One of the spherical gyroscopes used in Gravity Probe B.

The gyroscopes in GP-B are the most perfect spheres ever made by humans. (The experiment actually carries four gyroscopes for redundancy.) These ping pong-sized balls of fused quartz and silicon are 1.5 inches across and never vary from a perfect sphere by more than 40 atomic layers. That means that if these gyroscopes were the size of the Earth, the elevation of the entire surface would vary by no more than 12 feet! If these gyroscopes weren't so spherical, their spin axes would wobble even without the effects of frame-dragging, thus ruining the experiment.

Being in orbit allows the spheres to float within their housings as if weightless, but without other controls, the spinning spheres would still tend to drift and bump into the walls of their containers. The reason is that the spacecraft is being slowed slightly by aerodynamic drag, while the free-floating spheres within the spacecraft's belly are not.

The GP-B team solved this problem by developing a drag-free satellite.

Inside the spacecraft instruments monitor the distance between one of the gyroscopes and its chamber walls with extraordinary precision - to within less than a nanometer (a millionth of a millimetre). The spacecraft's thrusters respond to any changes in that separation. In effect, the spacecraft chases the gyroscope and flies along the same "drag free" orbital path that it does.

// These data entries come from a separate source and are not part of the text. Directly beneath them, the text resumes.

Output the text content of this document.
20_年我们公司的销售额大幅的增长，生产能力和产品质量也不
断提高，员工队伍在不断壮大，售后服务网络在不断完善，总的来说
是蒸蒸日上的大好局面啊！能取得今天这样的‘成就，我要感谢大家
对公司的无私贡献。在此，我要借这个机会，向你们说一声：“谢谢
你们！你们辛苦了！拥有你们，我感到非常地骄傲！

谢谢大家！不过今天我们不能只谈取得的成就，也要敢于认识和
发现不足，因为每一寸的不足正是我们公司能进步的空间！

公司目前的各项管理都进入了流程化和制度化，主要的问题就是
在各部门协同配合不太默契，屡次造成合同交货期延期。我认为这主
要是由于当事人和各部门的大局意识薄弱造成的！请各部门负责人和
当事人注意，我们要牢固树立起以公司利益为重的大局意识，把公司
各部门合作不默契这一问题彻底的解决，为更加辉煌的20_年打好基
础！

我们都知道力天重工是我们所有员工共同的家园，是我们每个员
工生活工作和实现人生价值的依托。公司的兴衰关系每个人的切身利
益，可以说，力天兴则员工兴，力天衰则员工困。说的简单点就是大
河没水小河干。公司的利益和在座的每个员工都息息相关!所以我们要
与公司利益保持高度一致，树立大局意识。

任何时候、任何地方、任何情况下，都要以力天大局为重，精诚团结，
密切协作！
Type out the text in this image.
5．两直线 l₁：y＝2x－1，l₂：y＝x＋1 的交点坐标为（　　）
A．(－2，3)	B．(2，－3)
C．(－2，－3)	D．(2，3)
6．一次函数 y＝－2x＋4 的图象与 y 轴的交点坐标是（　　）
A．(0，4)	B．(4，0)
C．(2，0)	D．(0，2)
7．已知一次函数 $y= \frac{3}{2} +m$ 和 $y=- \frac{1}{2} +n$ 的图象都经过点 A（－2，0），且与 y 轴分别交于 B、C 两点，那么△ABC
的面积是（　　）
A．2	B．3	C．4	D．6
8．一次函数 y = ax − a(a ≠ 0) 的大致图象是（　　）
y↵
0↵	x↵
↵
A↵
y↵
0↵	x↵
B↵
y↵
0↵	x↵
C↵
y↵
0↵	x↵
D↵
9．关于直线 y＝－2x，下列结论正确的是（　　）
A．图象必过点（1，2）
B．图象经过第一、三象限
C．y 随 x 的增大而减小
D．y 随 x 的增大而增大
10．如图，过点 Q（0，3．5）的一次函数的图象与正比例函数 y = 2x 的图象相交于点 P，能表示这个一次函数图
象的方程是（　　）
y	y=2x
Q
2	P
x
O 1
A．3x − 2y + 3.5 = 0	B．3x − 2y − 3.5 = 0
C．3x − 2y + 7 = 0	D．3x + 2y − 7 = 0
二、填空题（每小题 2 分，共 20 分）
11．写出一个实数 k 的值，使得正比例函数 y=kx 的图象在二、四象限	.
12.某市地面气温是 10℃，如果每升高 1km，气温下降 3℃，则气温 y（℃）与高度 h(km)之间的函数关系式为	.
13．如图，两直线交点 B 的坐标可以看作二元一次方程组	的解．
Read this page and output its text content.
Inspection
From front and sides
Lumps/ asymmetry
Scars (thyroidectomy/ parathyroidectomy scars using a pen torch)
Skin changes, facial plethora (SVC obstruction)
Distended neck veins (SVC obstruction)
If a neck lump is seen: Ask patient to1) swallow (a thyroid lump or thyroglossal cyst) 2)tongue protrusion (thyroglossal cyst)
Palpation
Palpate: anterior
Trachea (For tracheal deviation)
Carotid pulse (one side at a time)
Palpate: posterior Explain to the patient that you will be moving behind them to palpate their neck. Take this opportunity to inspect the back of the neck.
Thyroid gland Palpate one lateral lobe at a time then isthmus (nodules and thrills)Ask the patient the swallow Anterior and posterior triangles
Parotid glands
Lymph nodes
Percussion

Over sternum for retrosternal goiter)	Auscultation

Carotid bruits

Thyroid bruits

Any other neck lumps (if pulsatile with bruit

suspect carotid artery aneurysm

The spheres must also be protected from Earth's magnetic field. Why? Because a faint magnetic signal from the gyroscopes themselves will ultimately be used to detect the all-important change in angle of their spin axes. The intrusion of Earth's magnetic field would swamp that signal.

But how do you block a planet's magnetic field?

"We used superconducting bags," says Kolodziejczak. The gyroscope assembly is placed inside lead bags, which in turn are placed inside a large cryogenic container called a "dewar" holding 400 gallons of liquid helium. The helium cools the lead bags to 1.7 degrees above absolute zero (1.7 K, or about -271 °C). At this temperature the lead becomes a superconductor, thus blocking out Earth's magnetic field. The ambient magnetic field within these bags is reduced to less than 3 micro-gauss, which is about the same as in deep interstellar space.